Russia’s Foreign Ministry on Tuesday accused Israel of supporting neo-Nazis in Ukraine, a day after Israel expressed outrage over Russian Foreign Minister Sergey Lavrov’s claim that Hitler had Jewish blood.
The charge came after the Israeli Foreign Ministry summoned the Russian Ambassador to Israel Anatoly Viktorov for a “tough conversation” in the wake of Lavrov’s incendiary remarks.
The two sides agreed that moving forward, they would refrain from speaking about the matter in public, The Jerusalem Post reported, citing a diplomatic source.
However, Russia’s foreign ministry still went ahead with a statement claiming that Foreign Minister Yair Lapid’s comments condemning Lavrov were “anti-historical” and “explaining to a large extent why the current Israeli government supports the neo-Nazi regime in Kyiv.”
Moscow also doubled down on Lavrov’s explanation that Ukrainian President Volodymyr Zelensky’s Jewishness “does not negate the Nazi elements in Ukraine.”
“Antisemitism in everyday life and in politics is not stopped and is, on the contrary, nurtured [in Ukraine],” Russia’s Foreign Ministry said in the statement.
In his remarks on Italian television on Sunday, Lavrov said: “When they say ‘What sort of denazification is this if we are Jews’, well I think that Hitler also had Jewish origins, so it means nothing.”
“For a long time now we’ve been hearing the wise Jewish people say that the biggest anti-Semites are the Jews themselves,” he added.
Lapid on Tuesday declined to elaborate on the details of the meeting between his office and Viktorov, saying that “if you summon an ambassador, you don’t publicize the details of the conversation.”
However, he went on to say that “you would be correct to assume that it was a very tough conversation.”
“It is unforgivable, unforgivable, to blame Jews for their own Holocaust. Hitler was not Jewish and Jews did not murder my grandfather in Mauthausen. The Nazis did it, and all of these comparisons to the Nazis are unforgivable and maddening,” he went on, adding that the Russian government needs to apologize to the Jews in memory of those murdered at the hands of the Nazis.
Lapid also said he did not dismiss the possibility that Lavrov’s claim was in retaliation for the Israeli foreign minister’s own accusation that Russia was guilty of war crimes in Ukraine.
“We are protecting our national security interest, but Israel is not just interests; it’s values,” he said. “Part of our scale of values is that the Russian invasion is not justified and has to stop. We say it and vote in international institutions when we need to.
“We protect national interests in Syria,” Lapid said, referring to Jerusalem’s military coordination with Moscow when it came to strikes on Iranian targets in Syria, “but no one will tell us we can’t express a moral position.”

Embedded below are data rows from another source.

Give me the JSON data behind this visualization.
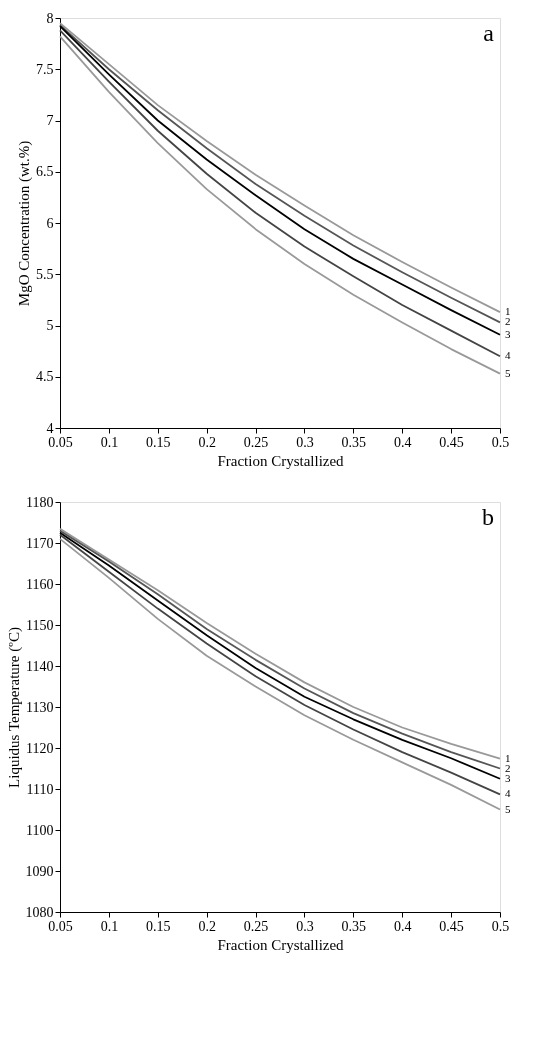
{
  "chart_data": [
    {
      "type": "line",
      "title": "a",
      "xlabel": "Fraction Crystallized",
      "ylabel": "MgO Concentration (wt.%)",
      "x": [
        0.05,
        0.1,
        0.15,
        0.2,
        0.25,
        0.3,
        0.35,
        0.4,
        0.45,
        0.5
      ],
      "series": [
        {
          "name": "1",
          "color": "#999999",
          "values": [
            7.95,
            7.55,
            7.15,
            6.8,
            6.47,
            6.17,
            5.88,
            5.62,
            5.37,
            5.13
          ]
        },
        {
          "name": "2",
          "color": "#555555",
          "values": [
            7.93,
            7.5,
            7.1,
            6.73,
            6.38,
            6.07,
            5.78,
            5.52,
            5.27,
            5.03
          ]
        },
        {
          "name": "3",
          "color": "#000000",
          "values": [
            7.92,
            7.45,
            7.0,
            6.62,
            6.27,
            5.94,
            5.65,
            5.4,
            5.15,
            4.91
          ]
        },
        {
          "name": "4",
          "color": "#444444",
          "values": [
            7.88,
            7.38,
            6.9,
            6.48,
            6.1,
            5.77,
            5.48,
            5.2,
            4.95,
            4.7
          ]
        },
        {
          "name": "5",
          "color": "#999999",
          "values": [
            7.82,
            7.28,
            6.78,
            6.33,
            5.94,
            5.6,
            5.3,
            5.03,
            4.77,
            4.53
          ]
        }
      ],
      "xlim": [
        0.05,
        0.5
      ],
      "xticks": [
        0.05,
        0.1,
        0.15,
        0.2,
        0.25,
        0.3,
        0.35,
        0.4,
        0.45,
        0.5
      ],
      "ylim": [
        4,
        8
      ],
      "yticks": [
        4,
        4.5,
        5,
        5.5,
        6,
        6.5,
        7,
        7.5,
        8
      ],
      "grid": false,
      "legend": false,
      "marker": "none",
      "line_style": "solid"
    },
    {
      "type": "line",
      "title": "b",
      "xlabel": "Fraction Crystallized",
      "ylabel": "Liquidus Temperature (ºC)",
      "x": [
        0.05,
        0.1,
        0.15,
        0.2,
        0.25,
        0.3,
        0.35,
        0.4,
        0.45,
        0.5
      ],
      "series": [
        {
          "name": "1",
          "color": "#999999",
          "values": [
            1173.5,
            1166,
            1158.5,
            1150.5,
            1143,
            1136,
            1130,
            1125,
            1121,
            1117.4
          ]
        },
        {
          "name": "2",
          "color": "#555555",
          "values": [
            1173,
            1165.5,
            1157.5,
            1149,
            1141.5,
            1134.5,
            1128.5,
            1123.5,
            1119,
            1115
          ]
        },
        {
          "name": "3",
          "color": "#000000",
          "values": [
            1172.5,
            1164.5,
            1156,
            1147.5,
            1139.5,
            1132.5,
            1127,
            1122,
            1117.5,
            1112.5
          ]
        },
        {
          "name": "4",
          "color": "#444444",
          "values": [
            1172,
            1163,
            1154,
            1145.5,
            1137.5,
            1130.5,
            1124.5,
            1119,
            1114,
            1108.7
          ]
        },
        {
          "name": "5",
          "color": "#999999",
          "values": [
            1171,
            1161.5,
            1151.5,
            1142.5,
            1135,
            1128,
            1122,
            1116.5,
            1111,
            1105
          ]
        }
      ],
      "xlim": [
        0.05,
        0.5
      ],
      "xticks": [
        0.05,
        0.1,
        0.15,
        0.2,
        0.25,
        0.3,
        0.35,
        0.4,
        0.45,
        0.5
      ],
      "ylim": [
        1080,
        1180
      ],
      "yticks": [
        1080,
        1090,
        1100,
        1110,
        1120,
        1130,
        1140,
        1150,
        1160,
        1170,
        1180
      ],
      "grid": false,
      "legend": false,
      "marker": "none",
      "line_style": "solid"
    }
  ]
}
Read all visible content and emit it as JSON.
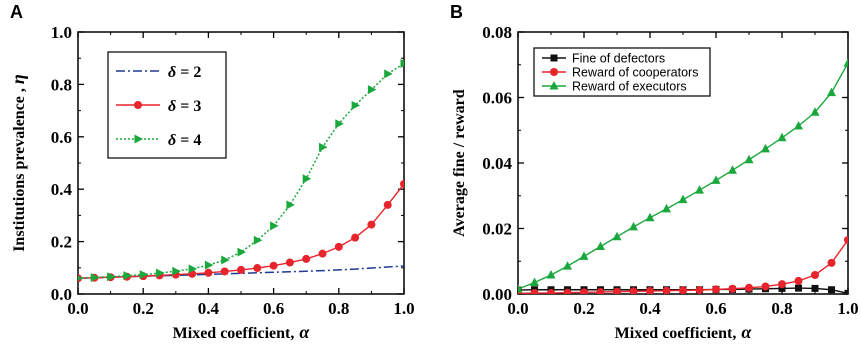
{
  "chart_data": [
    {
      "panel": "A",
      "type": "line",
      "xlabel": "Mixed coefficient,",
      "xlabel_symbol": "α",
      "ylabel": "Institutions prevalence ,",
      "ylabel_symbol": "η",
      "xlim": [
        0,
        1
      ],
      "ylim": [
        0,
        1
      ],
      "xticks": [
        "0.0",
        "0.2",
        "0.4",
        "0.6",
        "0.8",
        "1.0"
      ],
      "yticks": [
        "0.0",
        "0.2",
        "0.4",
        "0.6",
        "0.8",
        "1.0"
      ],
      "legend_position": "upper-left inside",
      "x": [
        0,
        0.05,
        0.1,
        0.15,
        0.2,
        0.25,
        0.3,
        0.35,
        0.4,
        0.45,
        0.5,
        0.55,
        0.6,
        0.65,
        0.7,
        0.75,
        0.8,
        0.85,
        0.9,
        0.95,
        1.0
      ],
      "series": [
        {
          "name": "δ = 2",
          "color": "#1f3a93",
          "style": "dash-dot",
          "marker": "none",
          "values": [
            0.06,
            0.062,
            0.064,
            0.066,
            0.068,
            0.07,
            0.071,
            0.073,
            0.075,
            0.077,
            0.079,
            0.081,
            0.083,
            0.085,
            0.087,
            0.089,
            0.092,
            0.095,
            0.099,
            0.103,
            0.107
          ]
        },
        {
          "name": "δ = 3",
          "color": "#e8242c",
          "style": "solid",
          "marker": "circle",
          "values": [
            0.06,
            0.062,
            0.064,
            0.066,
            0.068,
            0.071,
            0.074,
            0.077,
            0.081,
            0.086,
            0.092,
            0.099,
            0.108,
            0.12,
            0.134,
            0.154,
            0.18,
            0.215,
            0.265,
            0.34,
            0.42
          ]
        },
        {
          "name": "δ = 4",
          "color": "#1aa83c",
          "style": "dotted",
          "marker": "triangle-right",
          "values": [
            0.06,
            0.063,
            0.066,
            0.07,
            0.074,
            0.08,
            0.087,
            0.096,
            0.11,
            0.13,
            0.16,
            0.205,
            0.26,
            0.34,
            0.44,
            0.56,
            0.65,
            0.72,
            0.78,
            0.84,
            0.88
          ]
        }
      ]
    },
    {
      "panel": "B",
      "type": "line",
      "xlabel": "Mixed coefficient,",
      "xlabel_symbol": "α",
      "ylabel": "Average fine / reward",
      "xlim": [
        0,
        1
      ],
      "ylim": [
        0,
        0.08
      ],
      "xticks": [
        "0.0",
        "0.2",
        "0.4",
        "0.6",
        "0.8",
        "1.0"
      ],
      "yticks": [
        "0.00",
        "0.02",
        "0.04",
        "0.06",
        "0.08"
      ],
      "legend_position": "upper-left inside",
      "x": [
        0,
        0.05,
        0.1,
        0.15,
        0.2,
        0.25,
        0.3,
        0.35,
        0.4,
        0.45,
        0.5,
        0.55,
        0.6,
        0.65,
        0.7,
        0.75,
        0.8,
        0.85,
        0.9,
        0.95,
        1.0
      ],
      "series": [
        {
          "name": "Fine of defectors",
          "color": "#111111",
          "style": "solid",
          "marker": "square",
          "values": [
            0.0012,
            0.0013,
            0.0013,
            0.0013,
            0.0013,
            0.0013,
            0.0013,
            0.0013,
            0.0013,
            0.0013,
            0.0013,
            0.0013,
            0.0014,
            0.0014,
            0.0015,
            0.0016,
            0.0017,
            0.0018,
            0.0017,
            0.0013,
            0.0002
          ]
        },
        {
          "name": "Reward of cooperators",
          "color": "#e8242c",
          "style": "solid",
          "marker": "circle",
          "values": [
            0.0002,
            0.0003,
            0.0003,
            0.0004,
            0.0005,
            0.0006,
            0.0007,
            0.0008,
            0.0009,
            0.001,
            0.0011,
            0.0012,
            0.0014,
            0.0016,
            0.0019,
            0.0023,
            0.003,
            0.004,
            0.0058,
            0.0095,
            0.0165
          ]
        },
        {
          "name": "Reward of executors",
          "color": "#1aa83c",
          "style": "solid",
          "marker": "triangle-up",
          "values": [
            0.0015,
            0.0035,
            0.0058,
            0.0085,
            0.0115,
            0.0145,
            0.0175,
            0.0205,
            0.0233,
            0.026,
            0.0288,
            0.0317,
            0.0347,
            0.0378,
            0.041,
            0.0443,
            0.0477,
            0.0513,
            0.0555,
            0.0615,
            0.0705
          ]
        }
      ]
    }
  ]
}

Israeli Prime Minister Naftali Bennett also broke his silence on Russia’s actions, and delivered a harsh rebuke of Lavrov.
“Lies like these are meant to blame the Jews themselves for the most terrible crimes in history, which were committed against them, and thus free the oppressors of the Jews from their responsibility,” he said.
“As I’ve already said, no war today is the Holocaust nor is it like the Holocaust,” Bennett stated. “The use of the Holocaust of the Jewish people as a political battering ram must be stopped immediately.”
Secretary of State Antony Blinken also condemned Lavrov’s remarks, saying: “It is incumbent on the world to speak out against such vile, dangerous rhetoric and support our Ukrainian partners in the face of the Kremlin’s vicious assault.”